Thank you, Mr. Chairman
It has been a week of unparalleled shittiness for America and Chairman Bennie Thompson decided we needed a little boost, a reason to keep on believing and hoping things will get better. So he brought us Cassidy Hutchinson.
Who? She graduated from a college I never heard of, she interned for Steve Scalise and Ted Cruz, and she thinks Trump's "achievements" need to be recognized. So far, not someone I would spend five minutes with. She is said to be 25 years old. But she was hired out of college to be the assistant to Mark Meadows when he became White House chief of staff in 2018, and this is where it gets interesting.

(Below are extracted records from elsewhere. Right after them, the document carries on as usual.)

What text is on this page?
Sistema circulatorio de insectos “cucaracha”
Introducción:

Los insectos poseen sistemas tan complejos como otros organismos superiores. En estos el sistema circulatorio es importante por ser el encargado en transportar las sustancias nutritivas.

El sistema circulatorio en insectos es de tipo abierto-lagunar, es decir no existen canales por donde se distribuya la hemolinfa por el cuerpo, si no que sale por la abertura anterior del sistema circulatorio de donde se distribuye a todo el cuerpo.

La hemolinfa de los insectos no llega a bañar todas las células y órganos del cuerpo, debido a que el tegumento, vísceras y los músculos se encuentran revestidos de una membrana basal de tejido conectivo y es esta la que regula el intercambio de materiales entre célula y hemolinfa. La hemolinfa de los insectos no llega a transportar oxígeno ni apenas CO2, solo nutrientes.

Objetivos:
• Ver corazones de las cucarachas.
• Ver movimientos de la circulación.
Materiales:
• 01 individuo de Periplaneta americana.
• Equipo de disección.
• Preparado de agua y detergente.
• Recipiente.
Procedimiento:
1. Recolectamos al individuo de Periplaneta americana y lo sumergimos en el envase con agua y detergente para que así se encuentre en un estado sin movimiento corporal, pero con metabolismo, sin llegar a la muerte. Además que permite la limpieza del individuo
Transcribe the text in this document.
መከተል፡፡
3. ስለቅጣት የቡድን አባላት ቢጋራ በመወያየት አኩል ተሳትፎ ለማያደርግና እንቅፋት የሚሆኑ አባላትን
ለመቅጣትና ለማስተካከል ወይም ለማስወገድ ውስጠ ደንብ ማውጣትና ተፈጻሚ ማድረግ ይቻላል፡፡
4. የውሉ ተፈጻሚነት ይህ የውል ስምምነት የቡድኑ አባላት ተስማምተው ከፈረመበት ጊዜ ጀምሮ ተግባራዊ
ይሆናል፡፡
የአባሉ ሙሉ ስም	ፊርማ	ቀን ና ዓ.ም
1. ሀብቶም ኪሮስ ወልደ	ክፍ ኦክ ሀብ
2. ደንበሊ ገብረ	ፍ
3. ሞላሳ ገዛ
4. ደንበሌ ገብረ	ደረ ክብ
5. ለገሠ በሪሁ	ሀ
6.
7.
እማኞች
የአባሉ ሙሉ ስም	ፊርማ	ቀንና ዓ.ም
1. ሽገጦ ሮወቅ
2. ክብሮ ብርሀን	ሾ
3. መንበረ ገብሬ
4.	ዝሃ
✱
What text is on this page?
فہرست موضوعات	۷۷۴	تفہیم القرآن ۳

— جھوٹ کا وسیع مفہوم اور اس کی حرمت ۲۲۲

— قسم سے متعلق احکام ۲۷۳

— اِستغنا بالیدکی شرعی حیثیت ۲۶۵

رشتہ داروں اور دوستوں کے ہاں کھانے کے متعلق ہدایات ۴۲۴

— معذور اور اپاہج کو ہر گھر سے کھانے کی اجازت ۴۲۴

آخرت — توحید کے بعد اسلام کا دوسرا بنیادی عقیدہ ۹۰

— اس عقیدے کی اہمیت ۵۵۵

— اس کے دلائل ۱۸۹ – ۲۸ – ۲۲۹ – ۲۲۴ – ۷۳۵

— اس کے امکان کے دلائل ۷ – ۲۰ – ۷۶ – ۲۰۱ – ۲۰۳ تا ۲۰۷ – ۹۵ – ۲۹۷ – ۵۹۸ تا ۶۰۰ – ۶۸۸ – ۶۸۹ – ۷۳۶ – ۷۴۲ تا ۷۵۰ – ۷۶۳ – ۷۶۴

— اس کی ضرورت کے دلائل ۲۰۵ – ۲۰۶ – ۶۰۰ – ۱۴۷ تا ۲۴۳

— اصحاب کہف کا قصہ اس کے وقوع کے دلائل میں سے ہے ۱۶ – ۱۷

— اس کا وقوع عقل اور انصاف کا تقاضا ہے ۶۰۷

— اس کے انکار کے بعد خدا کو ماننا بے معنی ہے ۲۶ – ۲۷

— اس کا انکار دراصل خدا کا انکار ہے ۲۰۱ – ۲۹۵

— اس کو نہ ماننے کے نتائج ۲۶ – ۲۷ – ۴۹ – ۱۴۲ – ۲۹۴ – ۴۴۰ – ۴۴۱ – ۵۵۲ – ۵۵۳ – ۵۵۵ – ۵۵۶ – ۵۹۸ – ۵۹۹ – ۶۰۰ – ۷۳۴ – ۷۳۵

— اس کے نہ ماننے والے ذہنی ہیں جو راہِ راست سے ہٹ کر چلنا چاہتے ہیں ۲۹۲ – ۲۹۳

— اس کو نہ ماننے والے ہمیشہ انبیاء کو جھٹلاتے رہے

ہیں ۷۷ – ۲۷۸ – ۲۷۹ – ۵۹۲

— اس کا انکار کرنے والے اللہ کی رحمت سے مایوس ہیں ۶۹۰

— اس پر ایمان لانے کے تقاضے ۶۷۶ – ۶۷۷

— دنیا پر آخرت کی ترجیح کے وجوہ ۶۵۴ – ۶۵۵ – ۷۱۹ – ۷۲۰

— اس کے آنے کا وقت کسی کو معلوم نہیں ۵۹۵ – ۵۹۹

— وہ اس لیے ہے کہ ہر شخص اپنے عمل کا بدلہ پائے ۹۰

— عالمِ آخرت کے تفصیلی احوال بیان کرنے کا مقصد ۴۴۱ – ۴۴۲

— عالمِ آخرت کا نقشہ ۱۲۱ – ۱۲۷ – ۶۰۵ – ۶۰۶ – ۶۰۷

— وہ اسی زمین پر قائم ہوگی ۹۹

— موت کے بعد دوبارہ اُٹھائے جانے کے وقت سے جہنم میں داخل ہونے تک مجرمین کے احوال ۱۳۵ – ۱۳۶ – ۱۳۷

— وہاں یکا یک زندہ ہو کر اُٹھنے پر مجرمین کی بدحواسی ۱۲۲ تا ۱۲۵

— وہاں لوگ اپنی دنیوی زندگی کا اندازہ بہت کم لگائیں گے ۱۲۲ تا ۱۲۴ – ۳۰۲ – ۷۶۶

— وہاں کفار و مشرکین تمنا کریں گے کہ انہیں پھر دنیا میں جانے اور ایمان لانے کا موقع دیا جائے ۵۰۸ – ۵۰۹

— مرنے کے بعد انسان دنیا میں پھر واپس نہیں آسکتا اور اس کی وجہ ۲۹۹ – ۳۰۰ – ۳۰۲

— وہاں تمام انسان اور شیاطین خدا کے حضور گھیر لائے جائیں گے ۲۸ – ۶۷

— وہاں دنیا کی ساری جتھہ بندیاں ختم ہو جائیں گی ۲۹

Meadows apparently wanted Hutchinson in every meeting "taking notes," a decision he may now regret. She saw it all and she described it for the House Select Committee and oh, my, it was awesome, as the twenty-somethings say. Nothing she said about Trump was surprising but all of it was tasty -- the food-flinging, the steering wheel slapstick, the blatant witness tampering and more F-bombs than a Tarantino movie. Some fly-on-the-wall details:
She walked Giuliani to his car on January 2 and he asked if she was "excited" about the events planned for January 6. She says she was "scared and nervous." She knew these clowns. She heard the words "Proud Boys" and "Oath Keepers," and not in the context of "Jesus, we should alert Homeland Security."
Trump was "fucking furious" about the size of the mob on the Ellipse, reduced because the Secret Service was screening for weapons. He assured them they weren't there to shoot him, let them through so the crowd looks bigger!
She tried to call Meadows's attention to the mayhem on the television in his office. He continued to stare at his phone, almost as if he wasn't surprised.
Trump demanded that "The Beast" (never has the presidential car been better named) be driven to the Capitol. When his driver refused he grabbed the wheel, then lunged for the man's neck, screaming, "I'm the fucking president!" We don't pay these agents enough.
She quoted Pat Cipollone, the White House counsel: "Man, we need to do something more. They're literally calling for the Vice-President to be fucking hung." To which Meadows responded, "You heard him, Pat, he thinks Mike deserves it. He doesn't think they're doing anything wrong."
In the midst of the riot Trump tweeted, "Mike Pence didn't have the courage to do what should have been done to protect our Country and our Constitution." Hutchinson pronounced herself "disgusted. It was un-American. We were watching the Capitol building get defaced over a lie."
She added Giuliani and Meadows to the list of plotters who requested pardons, to the amazement of nobody. I wouldn't be surprised if Michael Flynn already had one. Liz Cheney, who did the questioning, treated us to audio of the general repeatedly invoking the Fifth Amendment. Even when asked if he believes in the peaceful transfer of power, our military hero apparently feared self-incrimination.
Then Cheney shared these responses from a couple of unnamed (so far) witnesses, who clearly were warned off in unmistakable mobster language. "Good graces." "Loyal." "Protecting who I need to protect." No fish wrapped in trousers? Cheney calls this witness-tampering. The only part I don't believe is "Trump does read transcripts."
Trump watches television. When he got back to the White House he saw Bill Barr telling the Associated Press there was no evidence of voter fraud, not even in Georgia. Shortly afterward Hutchinson encountered a valet wiping ketchup off the wall and cleaning up broken crockery. He flings his lunch when displeased, sometimes pulls the cloth off the table. Barr should have known better than to go on at lunchtime.
And...hot off the Ministry of Truth Social wire, the septuagenarian toddler's measured response: She's "a total phony and 'leaker'" of whom he knows almost nothing. She wanted to go with certain others to Florida and "I personally turned her down...she was very upset and angry...She is bad news!"
Well, he's right about that. As Mick Mulvaney observed, "It's never the crime, it's always the cover-up." I look forward to the next torchlight rally where Trump denounces her as "no more than a seven." Free-yow!
Cassidy Hutchinson is being compared to John Dean, another insider who decided to excise "the cancer on the presidency" he saw in the Watergate cover-up. Dean was a lot more culpable, as White House counsel to Nixon, and served a prison sentence. I don't know if he fielded the kind of death threats that will be coming this young woman's way, or what she plans to do with the rest of her life. She could have claimed to be only one step up from an intern, pleaded the Fifth and quietly slipped away, but she didn't. The last word was Bennie Thompson's, inviting others who might be remembering something significant, or those who discovered "some courage you had hidden away somewhere -- our door is always open."
That was the only picture of him smiling that I could find.